Setting default log level to "WARN".
To adjust logging level use sc.setLogLevel(newLevel). For SparkR, use setLogLevel(newLevel).
25/03/13 12:17:25 INFO SparkEnv: Registering MapOutputTracker
25/03/13 12:17:26 INFO SparkEnv: Registering BlockManagerMaster
25/03/13 12:17:26 INFO SparkEnv: Registering BlockManagerMasterHeartbeat
25/03/13 12:17:26 INFO SparkEnv: Registering OutputCommitCoordinator


### Caching a DataFrame
You've been assigned a task that requires running several analysis operations on a DataFrame. You've learned that caching can improve performance when reusing DataFrames and would like to implement it.

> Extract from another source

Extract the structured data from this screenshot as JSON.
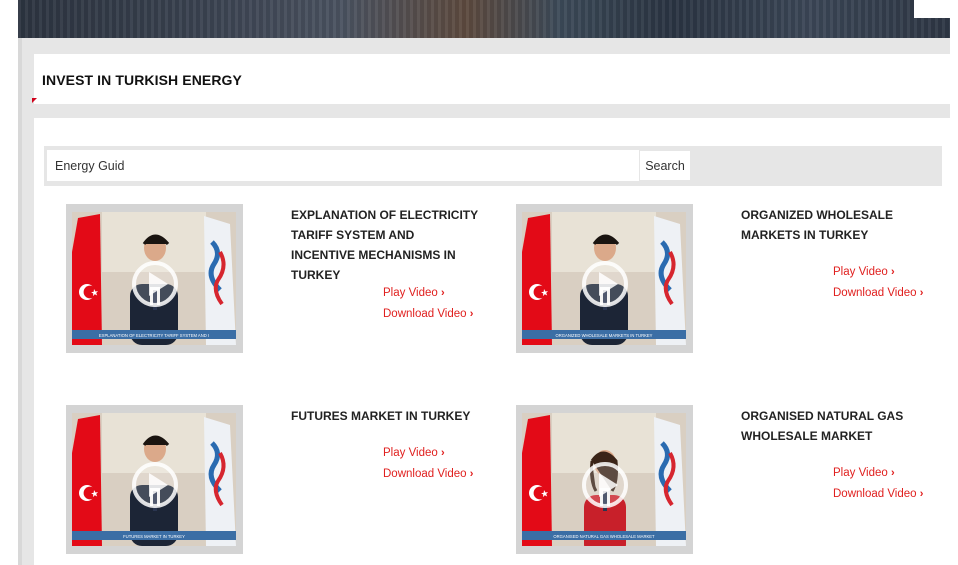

You'll be working with a new dataset consisting of airline departure information. It may have repetitive data and will need to be de-duplicated.

The DataFrame `departures_df` is defined, but no actions have been performed.

In [4]:
file_path = f'gs://{BUCKET}/pyspark/datasets/AA_DFW_2017_Departures.csv.gz'
# file_path = 'datasets/AA_DFW_2017_Departures.csv.gz'

departures_df = spark.read.format('csv').options(Header=True).load(file_path)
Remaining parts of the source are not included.